A2C joins agreement with English actors’ union

The association representing agencies in Quebec will join negotiations for a new NCA over the next year.

The Association des agences de communication créative (A2C), the organization representing agencies in Quebec, has joined the Association of Canadian Advertisers (ACA) in recognizing a new National Commercial Agreement for working with English talent in their ads.

The NCA is the document governing how brands and their agencies are to engage English-language actors and other performers for commercial work, covering 28,000 ACTRA members.

A new agreement was reached in April, and the deal came into effect on June 1 for a shorter-than-usual one-year term. The main change to the agreement was a 2% increase in rates, meant to give performers a much-needed pay raise while ACTRA and ACA continued negotiations around “modernizing and simplifying” the rest of the NCA.

Now that it is on board, an A2C representative will also be part of those negotiations over the next year. Though the A2C’s 80-plus members include several national and international agencies – such as Cossette, Ogilvy, FCB, Lg2, Sid Lee and Rethink – the agreement will only apply to their Quebec offices.

“This agreement will help ensure stability in Quebec’s commercial industry and facilitate fair and plentiful work for Quebec talent in addition of having a voice in modernizing the NCA,” said Dominique Villeneuve, president and CEO of A2C, in a statement.

The other major change in the NCA is that the ICA is no longer a co-administrator of the agreement. The ICA had been pushing for an opt-out provision it said would allow it to “level the playing field” with agencies it said had been able to operate outside the terms of the NCA, something ACTRA said it could not agree to, as it would allow agencies to decide when they would and would not agree to the deal’s terms. When a mediator declared an impasse after a new agreement could not be reached by the April 26 deadline, the ICA declared its position was that the NCA expired. ACTRA and the ACA, however, continued negotiations and reached the new deal. The ICA says it is not bound by the terms of the new deal, while ACTRA’s position is that the ICA is engaged in a lockout of its members.

That resulted in ACTRA filing a complaint with the Ontario Labour Relations Board, alleging the ICA bargained in bad faith by demanding to reduce the scope of ACTRA’s bargaining rights to the point it created a deadlock.

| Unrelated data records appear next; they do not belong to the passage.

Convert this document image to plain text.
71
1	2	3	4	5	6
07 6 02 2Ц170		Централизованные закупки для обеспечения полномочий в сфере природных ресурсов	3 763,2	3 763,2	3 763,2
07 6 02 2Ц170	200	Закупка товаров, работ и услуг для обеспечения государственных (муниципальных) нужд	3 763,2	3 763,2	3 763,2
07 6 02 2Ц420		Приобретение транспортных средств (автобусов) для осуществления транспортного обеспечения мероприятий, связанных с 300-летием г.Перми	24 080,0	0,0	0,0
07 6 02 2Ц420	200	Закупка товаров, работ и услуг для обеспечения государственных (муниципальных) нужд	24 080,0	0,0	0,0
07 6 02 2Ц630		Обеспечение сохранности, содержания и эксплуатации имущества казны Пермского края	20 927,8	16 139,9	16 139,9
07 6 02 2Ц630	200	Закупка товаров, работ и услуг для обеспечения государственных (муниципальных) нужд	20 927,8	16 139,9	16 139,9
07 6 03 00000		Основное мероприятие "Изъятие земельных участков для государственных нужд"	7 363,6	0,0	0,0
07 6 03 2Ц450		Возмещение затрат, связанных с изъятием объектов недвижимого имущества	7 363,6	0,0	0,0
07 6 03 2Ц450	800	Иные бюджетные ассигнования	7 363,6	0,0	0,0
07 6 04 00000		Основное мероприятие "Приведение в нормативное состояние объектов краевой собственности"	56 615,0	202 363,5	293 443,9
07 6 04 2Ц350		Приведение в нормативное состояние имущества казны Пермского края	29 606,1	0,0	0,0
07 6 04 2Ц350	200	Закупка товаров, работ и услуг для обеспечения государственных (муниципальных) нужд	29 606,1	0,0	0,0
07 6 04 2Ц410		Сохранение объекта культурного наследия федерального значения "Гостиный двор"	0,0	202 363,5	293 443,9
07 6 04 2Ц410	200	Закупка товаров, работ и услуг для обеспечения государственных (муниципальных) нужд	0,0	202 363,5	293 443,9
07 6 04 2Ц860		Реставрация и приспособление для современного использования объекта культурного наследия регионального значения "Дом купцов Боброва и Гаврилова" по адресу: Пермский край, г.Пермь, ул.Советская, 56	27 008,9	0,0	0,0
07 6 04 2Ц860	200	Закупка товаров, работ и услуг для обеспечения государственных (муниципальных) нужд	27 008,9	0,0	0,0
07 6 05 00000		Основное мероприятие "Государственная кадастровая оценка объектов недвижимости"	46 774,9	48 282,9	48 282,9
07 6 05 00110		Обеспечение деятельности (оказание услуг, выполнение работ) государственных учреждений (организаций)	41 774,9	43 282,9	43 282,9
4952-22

The NCA only covers engaging performers in English. Relations with French-language performers are governed by a pair of agreements with the Union Des Artistes (UDA): the Internet and New Media Agreement (which expired in 2018) and the TV/Radio Agreement (which expired in 2015). Both agreements have remained in effect since they expired, though all parties agreed to “improvements” to TV/Radio Agreement in 2020.

Negotiations to renew both the Internet and New Media Agreement and the TV/Radio Agreement resumed in early May after being placed on hold during the pandemic. Those talks include the ICA, which comes together with the A2C and ACA to form the Association des Joint Producers and negotiate the deal.